A person who has not publicly disclosed their sexuality may be exposed unnecessarily or need to disclose their sexuality where they wouldn’t have needed to otherwise. Others who have lost their home may fear returning to their family or staying with certain people due to discrimination 13

It is always important for general practice staff to understand that people may have divulged their identity in the general practice context but may not be ready to do so with certain friends or family. As natural disasters and other emergencies can be intense and unpredictable, it is important that practice staff maintain confidentiality and support patients with different circumstances.

It is common for people to experience feelings of distress during and after an emergency. For most, these feelings will reduce with time. 

People with pre-existing mental health conditions (including those with depression, schizophrenia and those who engage in harmful use of alcohol and/or drugs) are particularly at-risk during emergencies, as they often require uninterrupted access to basic needs and clinical care.  The onset of an emergency can bring about or compound acute conditions such as grief, post-traumatic stress disorder, drug and alcohol use and depression and anxiety 14.
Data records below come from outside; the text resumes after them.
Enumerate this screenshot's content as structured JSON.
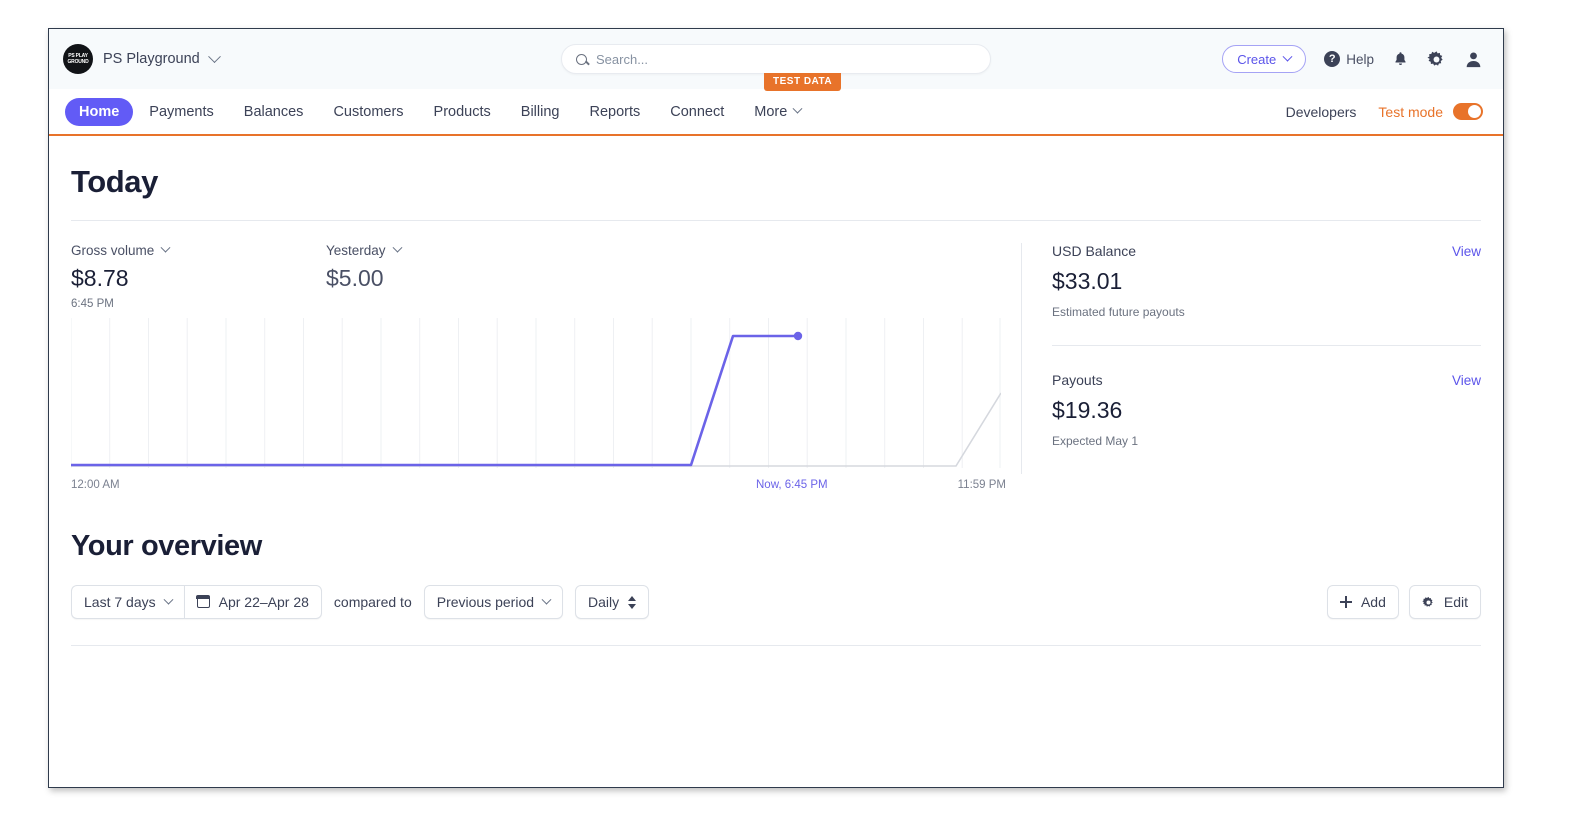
{
  "header": {
    "logo_icon": "stripe-avatar-icon",
    "account_name": "PS Playground",
    "account_chevron_icon": "chevron-down-icon",
    "search": {
      "placeholder": "Search...",
      "value": "",
      "icon": "search-icon"
    },
    "create_button": "Create",
    "create_chevron_icon": "chevron-down-icon",
    "help_button": "Help",
    "help_icon": "question-circle-icon",
    "notifications_icon": "bell-icon",
    "settings_icon": "gear-icon",
    "account_icon": "person-icon"
  },
  "nav": {
    "items": [
      {
        "label": "Home",
        "active": true
      },
      {
        "label": "Payments",
        "active": false
      },
      {
        "label": "Balances",
        "active": false
      },
      {
        "label": "Customers",
        "active": false
      },
      {
        "label": "Products",
        "active": false
      },
      {
        "label": "Billing",
        "active": false
      },
      {
        "label": "Reports",
        "active": false
      },
      {
        "label": "Connect",
        "active": false
      },
      {
        "label": "More",
        "active": false,
        "chevron_icon": "chevron-down-icon"
      }
    ],
    "developers_label": "Developers",
    "test_mode_label": "Test mode",
    "test_mode_on": true,
    "test_data_badge": "TEST DATA",
    "accent_color": "#e8732a",
    "active_color": "#625bf6"
  },
  "today": {
    "title": "Today",
    "metrics": [
      {
        "label": "Gross volume",
        "chevron_icon": "chevron-down-icon",
        "value": "$8.78",
        "sub": "6:45 PM"
      },
      {
        "label": "Yesterday",
        "chevron_icon": "chevron-down-icon",
        "value": "$5.00",
        "sub": ""
      }
    ]
  },
  "chart_data": {
    "type": "line",
    "title": "Gross volume",
    "xlabel": "",
    "ylabel": "",
    "x_tick_labels": [
      "12:00 AM",
      "Now, 6:45 PM",
      "11:59 PM"
    ],
    "x_axis_start": "12:00 AM",
    "x_axis_end": "11:59 PM",
    "gridlines": 24,
    "grid": true,
    "legend": "none",
    "ylim": [
      0,
      10
    ],
    "series": [
      {
        "name": "Today",
        "color": "#6b63e8",
        "has_end_marker": true,
        "points": [
          {
            "x": "12:00 AM",
            "y": 0
          },
          {
            "x": "5:00 PM",
            "y": 0
          },
          {
            "x": "6:00 PM",
            "y": 8.78
          },
          {
            "x": "6:45 PM",
            "y": 8.78
          }
        ]
      },
      {
        "name": "Yesterday",
        "color": "#d5d8de",
        "has_end_marker": false,
        "points": [
          {
            "x": "12:00 AM",
            "y": 0
          },
          {
            "x": "10:45 PM",
            "y": 0
          },
          {
            "x": "11:59 PM",
            "y": 5.0
          }
        ]
      }
    ]
  },
  "balances": [
    {
      "title": "USD Balance",
      "view_label": "View",
      "amount": "$33.01",
      "sub": "Estimated future payouts"
    },
    {
      "title": "Payouts",
      "view_label": "View",
      "amount": "$19.36",
      "sub": "Expected May 1"
    }
  ],
  "overview": {
    "title": "Your overview",
    "range_select": "Last 7 days",
    "range_chevron_icon": "chevron-down-icon",
    "date_range": "Apr 22–Apr 28",
    "calendar_icon": "calendar-icon",
    "compared_to_label": "compared to",
    "compare_select": "Previous period",
    "compare_chevron_icon": "chevron-down-icon",
    "interval_select": "Daily",
    "interval_icon": "up-down-chevron-icon",
    "add_button": "Add",
    "add_icon": "plus-icon",
    "edit_button": "Edit",
    "edit_icon": "gear-icon"
  }
}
Natural disasters and other emergencies can impact the health, wellbeing and safety of people who are in contact with the criminal justice system. People who are in contact with this system include those who:

  • are currently held within prisons
  • have been released from prison
  • are on bail
  • are currently on a suspended sentence
  • are currently on probation
  • currently work within prison populations.

Risks to this cohort include:

  • dependence on prison staff to ensure health and safety and an inability to make their own decisions regarding evacuation
  • building damage and the difficulties in temporarily re-housing people in prison
  • health concerns due to excessive heat, particularly if prisons do not have adequate cooling systems 15
  • higher risk of homelessness, unemployment, mental health conditions, chronic physical disease, tobacco smoking and high risk drug and alcohol consumption 16, which may impact their ability to access services and accommodation.
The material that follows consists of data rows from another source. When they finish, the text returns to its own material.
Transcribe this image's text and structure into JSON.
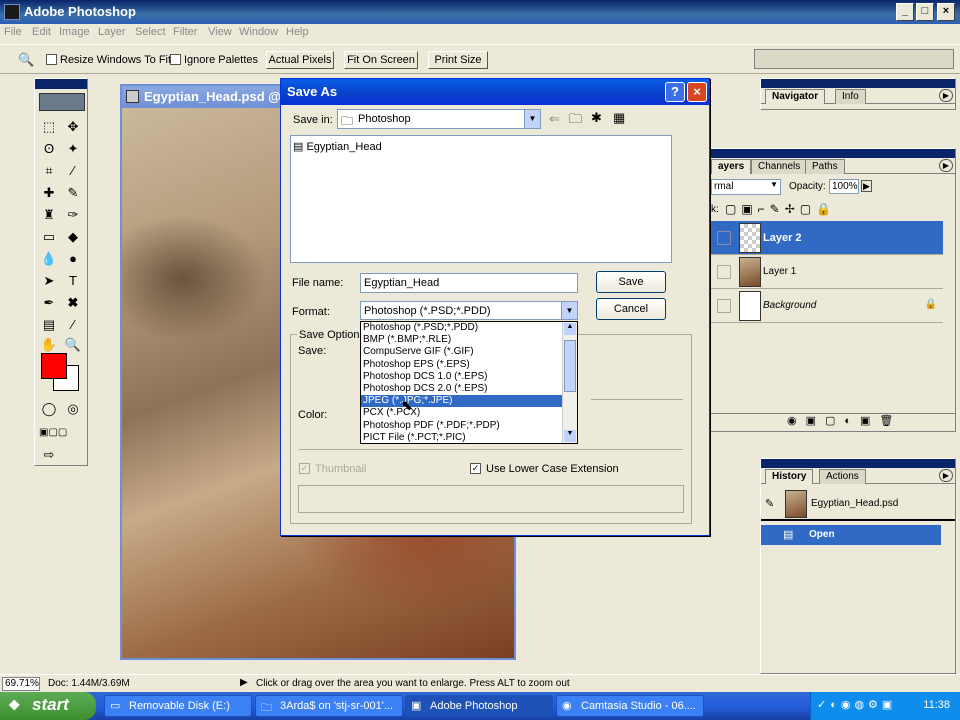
{
  "app": {
    "title": "Adobe Photoshop"
  },
  "menu": [
    "File",
    "Edit",
    "Image",
    "Layer",
    "Select",
    "Filter",
    "View",
    "Window",
    "Help"
  ],
  "options": {
    "resize_label": "Resize Windows To Fit",
    "ignore_label": "Ignore Palettes",
    "actual_pixels": "Actual Pixels",
    "fit_on_screen": "Fit On Screen",
    "print_size": "Print Size"
  },
  "document": {
    "title": "Egyptian_Head.psd @ 6"
  },
  "navigator": {
    "tabs": [
      "Navigator",
      "Info"
    ]
  },
  "layers": {
    "tabs": [
      "ayers",
      "Channels",
      "Paths"
    ],
    "blend_mode": "rmal",
    "opacity_label": "Opacity:",
    "opacity_value": "100%",
    "lock_label": "k:",
    "rows": [
      {
        "name": "Layer 2",
        "selected": true
      },
      {
        "name": "Layer 1",
        "selected": false
      },
      {
        "name": "Background",
        "selected": false
      }
    ]
  },
  "history": {
    "tabs": [
      "History",
      "Actions"
    ],
    "snapshot": "Egyptian_Head.psd",
    "step": "Open"
  },
  "dialog": {
    "title": "Save As",
    "save_in_label": "Save in:",
    "save_in_value": "Photoshop",
    "files": [
      "Egyptian_Head"
    ],
    "filename_label": "File name:",
    "filename_value": "Egyptian_Head",
    "format_label": "Format:",
    "format_value": "Photoshop (*.PSD;*.PDD)",
    "save_button": "Save",
    "cancel_button": "Cancel",
    "save_options_label": "Save Options",
    "save_label": "Save:",
    "color_label": "Color:",
    "thumbnail_label": "Thumbnail",
    "lowercase_label": "Use Lower Case Extension",
    "format_options": [
      "Photoshop (*.PSD;*.PDD)",
      "BMP (*.BMP;*.RLE)",
      "CompuServe GIF (*.GIF)",
      "Photoshop EPS (*.EPS)",
      "Photoshop DCS 1.0 (*.EPS)",
      "Photoshop DCS 2.0 (*.EPS)",
      "JPEG (*.JPG;*.JPE)",
      "PCX (*.PCX)",
      "Photoshop PDF (*.PDF;*.PDP)",
      "PICT File (*.PCT;*.PIC)"
    ],
    "highlighted_option_index": 6
  },
  "status": {
    "zoom": "69.71%",
    "doc": "Doc: 1.44M/3.69M",
    "hint": "Click or drag over the area you want to enlarge. Press ALT to zoom out"
  },
  "taskbar": {
    "start": "start",
    "tasks": [
      "Removable Disk (E:)",
      "3Arda$ on 'stj-sr-001'...",
      "Adobe Photoshop",
      "Camtasia Studio - 06...."
    ],
    "active_index": 2,
    "clock": "11:38"
  },
  "colors": {
    "foreground": "#ff0000",
    "background": "#ffffff",
    "selection": "#316ac5"
  }
}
People who inject drugs or who are participating in a pharmacotherapy program may be at increased risk from the harms of natural disaster and other emergencies due to the following factors:

  • services such as psychological and pharmacotherapy may be paused due to the emergency
  • drug markets may be disrupted, or treatment interrupted resulting in the person suffering withdrawal symptoms
  • the person may participate in risky behaviour to obtain drugs
  • the person may be more likely to share needles due to shortages 17.
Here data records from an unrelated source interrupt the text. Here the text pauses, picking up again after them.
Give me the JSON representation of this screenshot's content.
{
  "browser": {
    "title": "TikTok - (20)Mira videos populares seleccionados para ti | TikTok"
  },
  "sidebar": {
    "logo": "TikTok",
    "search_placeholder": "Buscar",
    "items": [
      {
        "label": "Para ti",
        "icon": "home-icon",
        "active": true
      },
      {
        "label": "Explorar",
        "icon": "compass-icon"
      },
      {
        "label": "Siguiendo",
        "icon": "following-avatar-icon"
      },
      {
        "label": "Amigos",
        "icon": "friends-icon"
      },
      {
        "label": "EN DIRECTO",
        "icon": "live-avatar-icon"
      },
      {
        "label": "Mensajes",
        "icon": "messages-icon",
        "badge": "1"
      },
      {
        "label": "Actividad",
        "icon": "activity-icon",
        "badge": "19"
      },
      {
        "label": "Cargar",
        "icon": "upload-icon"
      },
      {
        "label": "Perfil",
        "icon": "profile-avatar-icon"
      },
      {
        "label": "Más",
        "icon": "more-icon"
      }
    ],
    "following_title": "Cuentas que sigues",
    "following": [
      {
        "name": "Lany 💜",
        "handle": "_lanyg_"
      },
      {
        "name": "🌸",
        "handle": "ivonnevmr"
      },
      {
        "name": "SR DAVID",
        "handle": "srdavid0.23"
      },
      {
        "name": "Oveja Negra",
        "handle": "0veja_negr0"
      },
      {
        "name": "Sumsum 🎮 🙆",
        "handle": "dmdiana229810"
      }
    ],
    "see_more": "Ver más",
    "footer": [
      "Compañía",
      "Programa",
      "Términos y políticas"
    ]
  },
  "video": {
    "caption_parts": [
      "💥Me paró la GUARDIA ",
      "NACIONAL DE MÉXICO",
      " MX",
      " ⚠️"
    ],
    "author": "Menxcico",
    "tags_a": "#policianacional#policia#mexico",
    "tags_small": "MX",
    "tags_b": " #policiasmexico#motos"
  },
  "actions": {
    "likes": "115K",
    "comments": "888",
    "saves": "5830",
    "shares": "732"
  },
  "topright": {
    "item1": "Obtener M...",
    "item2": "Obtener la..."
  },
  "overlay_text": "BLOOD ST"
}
People living with a disability are more likely to be disproportionately impacted by natural disasters and other emergencies due to difficulty accessing evacuation services, shelter and food distribution and recovery efforts 18

During emergencies, people with a disability are also at greater risk of neglect and may suffer ‘abuse, domestic violence, isolation and restrictive practices’ due to factors such as governmental responses following inadequate consultation with people with disabilities, social isolation and inaccessible information and communications 19.

Natural disasters and other emergencies can trigger or exacerbate existing domestic violence, with higher reports of women experiencing physical and psychological violence inflicted by men. Domestic violence during or following natural disasters and other emergencies may be exacerbated due to the tension caused by 'displacement, unemployment, increased drug and alcohol use, trauma and grief and loss’ 20. There can also be a disproportionate effect of domestic violence across socioeconomic groups, with higher rates of domestic violence occurring in lower socio-economic areas 20.

As possible first responders to emergencies, it is important for GPs and practice staff to consider their approach to people experiencing domestic violence. Your practice could:

  • ensure training to all staff on identifying risks of violence
  • not to excuse the behaviour when responding to cases of possible domestic violence
  • provide care that promotes victims’ safety and privacy 20.